Les entreprises qui utilisent la créativité et les données en tandem ont des taux de croissance deux fois plus élevés que les entreprises qui ne le font pas. Telle est la conclusion à laquelle parvient une étude de McKinsey. Dans le cadre de celle-ci, l’entreprise de conseil a étudié la réussite d’entreprises dans lesquelles les data teams et les équipes créatives collaborent plus ou moins étroitement. Plus l’interaction était étroite, plus les équipes enregistraient de bons résultats.
L’ancien préjugé selon lequel la créativité et les analyses ne sont pas compatibles est donc définitivement réfuté. Car les spécialistes marketing le savent depuis longtemps: une campagne a les meilleures chances de réussite quand elle touche la sensibilité de son public cible. Et les connaissances sur le comportement et les préférences du groupe cible se trouvent dans les données.
Comment les entreprises ont-elles accès à ces données? Elles les possèdent déjà, dans leurs bases de données numériques contenant les données clients et les données d’utilisation. Il s’agit alors d'en tirer les éléments utiles au moyen de différentes méthodes d’analyse des données.
Enseignements et idées du Big Data
Pour des solutions optimales, on intègre aussi bien des données objectives issues de l’historique du client que des données subjectives résultant de sondages de la clientèle. Les analyses de succès ainsi que le suivi du parcours client et de l’expérience dans des campagnes précédentes livreront de précieuses informations supplémentaires pour l'élaboration du briefing aux créatifs, en appliquant le principe: plus ce briefing sera précis et complet, plus le travail sera en phase avec l’objectif. Cela permet d’adapter entièrement le message principal et la mise en œuvre créative de la campagne aux besoins et aux particularités du groupe cible révélés par l’analyse des données.

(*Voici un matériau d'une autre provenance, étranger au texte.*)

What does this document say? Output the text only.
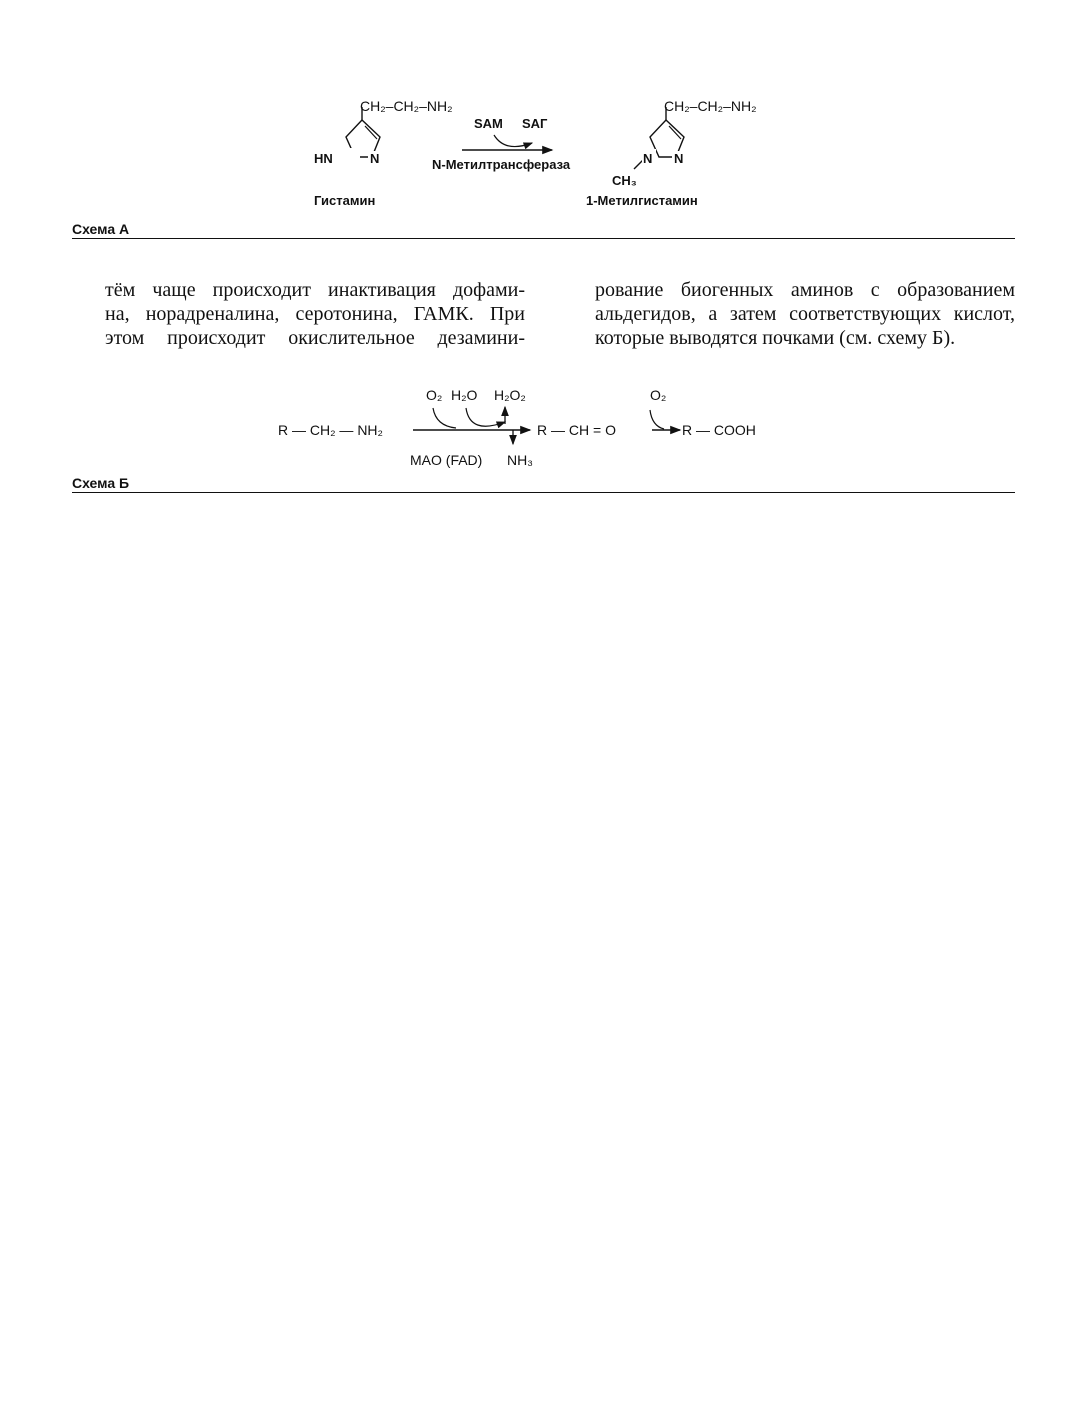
CH₂–CH₂–NH₂
HN	N
Гистамин
SAM SAГ
N-Метилтрансфераза
CH₂–CH₂–NH₂
N N
CH₃
1-Метилгистамин
Схема А
тём чаще происходит инактивация дофами-
на, норадреналина, серотонина, ГАМК. При
этом происходит окислительное дезамини-
рование биогенных аминов с образованием
альдегидов, а затем соответствующих кислот,
которые выводятся почками (см. схему Б).
R — CH₂ — NH₂
O₂ H₂O H₂O₂
MAO (FAD) NH₃
R — CH = O
O₂
R — COOH
Схема Б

La base des analyses dans le marketing est constituée par la base de données centralisée, généralement le système CRM de l’entreprise. Vous enregistrez les données d’utilisation sur cette plateforme de données. Mettez à jour vos profils de clients et enrichissez-les de toutes les informations pertinentes. Pouvez-vous également documenter vos activités marketing ainsi que les réactions de vos clients et des personnes intéressées? Dans ce cas, vous avez déjà franchi un grand pas vous rapprochant des informations précieuses sur les centres d’intérêt, les préférences, le comportement d’achat ainsi que les canaux privilégiés. Il convient ensuite de tirer les bonnes conclusions de cette collecte de données portant sur tous les utilisateurs qui s’intéressent à votre entreprise et vos offres.
Du Big Data à la Business intelligence
Pour transformer les traces de données en enseignements sur vos groupes cibles, les analystes de données utilisent des techniques d’analyse telles que le data mining, des méthodes statistiques et des modèles de prévision. Ainsi, ils identifient par exemple la phase du cycle de vie dans laquelle se trouve un client et les produits qu’il achètera probablement lors de ses prochains achats. À présent, vous pouvez faire avancer la décision d’achat avec des mesures de dialogue appropriées.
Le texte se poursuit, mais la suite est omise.